Liposomes are an example of this nanovehicles. This nanoscopic structures consist of one or multiple concentric phospholipidic bilayers membranes that encase aqueous compartments in which bioactive compounds could be protected during digestion such as antioxidant hydrolysates.
In previous works, the α-lactoalbumin hydrolysis with alcalase has been found to generate hydrolysates with antioxidant properties. The objective of this work was to evaluate the viability of the antioxidant hydrolysates incorporation into liposomes and study their distribution in vivo.

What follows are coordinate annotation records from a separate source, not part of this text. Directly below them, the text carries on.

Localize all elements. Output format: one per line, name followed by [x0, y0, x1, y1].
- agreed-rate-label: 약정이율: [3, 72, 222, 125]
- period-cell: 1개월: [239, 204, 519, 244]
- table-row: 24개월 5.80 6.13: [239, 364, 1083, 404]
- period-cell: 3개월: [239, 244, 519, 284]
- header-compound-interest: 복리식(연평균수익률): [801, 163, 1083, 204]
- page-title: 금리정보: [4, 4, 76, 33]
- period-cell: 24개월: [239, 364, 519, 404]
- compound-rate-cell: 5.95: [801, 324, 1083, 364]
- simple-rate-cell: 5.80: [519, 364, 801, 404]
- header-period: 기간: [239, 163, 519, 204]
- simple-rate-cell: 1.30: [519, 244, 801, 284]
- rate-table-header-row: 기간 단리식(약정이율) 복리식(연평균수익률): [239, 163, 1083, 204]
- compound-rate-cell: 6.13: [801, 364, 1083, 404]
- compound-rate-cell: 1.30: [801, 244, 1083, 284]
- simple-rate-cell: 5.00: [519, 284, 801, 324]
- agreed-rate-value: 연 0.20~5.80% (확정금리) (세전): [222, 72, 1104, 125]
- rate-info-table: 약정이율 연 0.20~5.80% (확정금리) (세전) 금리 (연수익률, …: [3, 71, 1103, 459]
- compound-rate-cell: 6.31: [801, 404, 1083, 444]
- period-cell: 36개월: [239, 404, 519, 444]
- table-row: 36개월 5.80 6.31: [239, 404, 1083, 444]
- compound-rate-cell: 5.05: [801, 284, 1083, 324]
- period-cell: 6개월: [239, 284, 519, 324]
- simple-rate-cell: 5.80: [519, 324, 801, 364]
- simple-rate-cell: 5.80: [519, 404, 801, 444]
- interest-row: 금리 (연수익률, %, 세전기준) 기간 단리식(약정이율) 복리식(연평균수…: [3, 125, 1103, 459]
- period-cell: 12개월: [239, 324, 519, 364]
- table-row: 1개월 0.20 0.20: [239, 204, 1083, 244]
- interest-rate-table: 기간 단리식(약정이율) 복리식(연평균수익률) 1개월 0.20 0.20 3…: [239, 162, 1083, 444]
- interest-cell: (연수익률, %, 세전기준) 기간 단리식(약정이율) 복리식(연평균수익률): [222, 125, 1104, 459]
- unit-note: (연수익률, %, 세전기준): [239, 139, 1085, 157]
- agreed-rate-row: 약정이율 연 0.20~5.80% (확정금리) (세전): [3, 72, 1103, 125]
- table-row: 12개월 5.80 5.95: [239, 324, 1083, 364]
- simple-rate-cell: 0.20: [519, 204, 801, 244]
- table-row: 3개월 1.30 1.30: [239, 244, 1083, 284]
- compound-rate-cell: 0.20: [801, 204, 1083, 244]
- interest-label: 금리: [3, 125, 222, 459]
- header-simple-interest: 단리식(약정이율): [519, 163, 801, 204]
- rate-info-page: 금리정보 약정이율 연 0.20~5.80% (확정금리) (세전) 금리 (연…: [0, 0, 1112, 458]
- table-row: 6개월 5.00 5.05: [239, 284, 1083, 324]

Liposomes were elaborated using hand shaken method with phosphatidilcolina and colesterol in clorophorm-methanol. To minimize their size, liposomes were extruded with policarbonate filters. Liposomes caracterization was done by determination of temperature and transition enthalpy through differential scanning calorimetry. Liposomes formation and stability were analized by droplet size profile using a Coulter Counter Multisizer particle size analizer. The content of antioxidant hydrolysates in the liposomes was determined by spectrophotometry. In order to evaluate the in vivo bioavailability and biodistribution, the liposome was marked with 99mTc (gamma emission radionucleid) which was coupled to the lipic bilayer through a bifuntional agent (HYNIC, hidrazinonicotinamide).
Liposomes presented stability and retention in a 60 % of the hydrolyzed fractions.
To conclude, liposomes were effective to the incorporation of antioxidant hydrolysetes and their future incorporation in foods.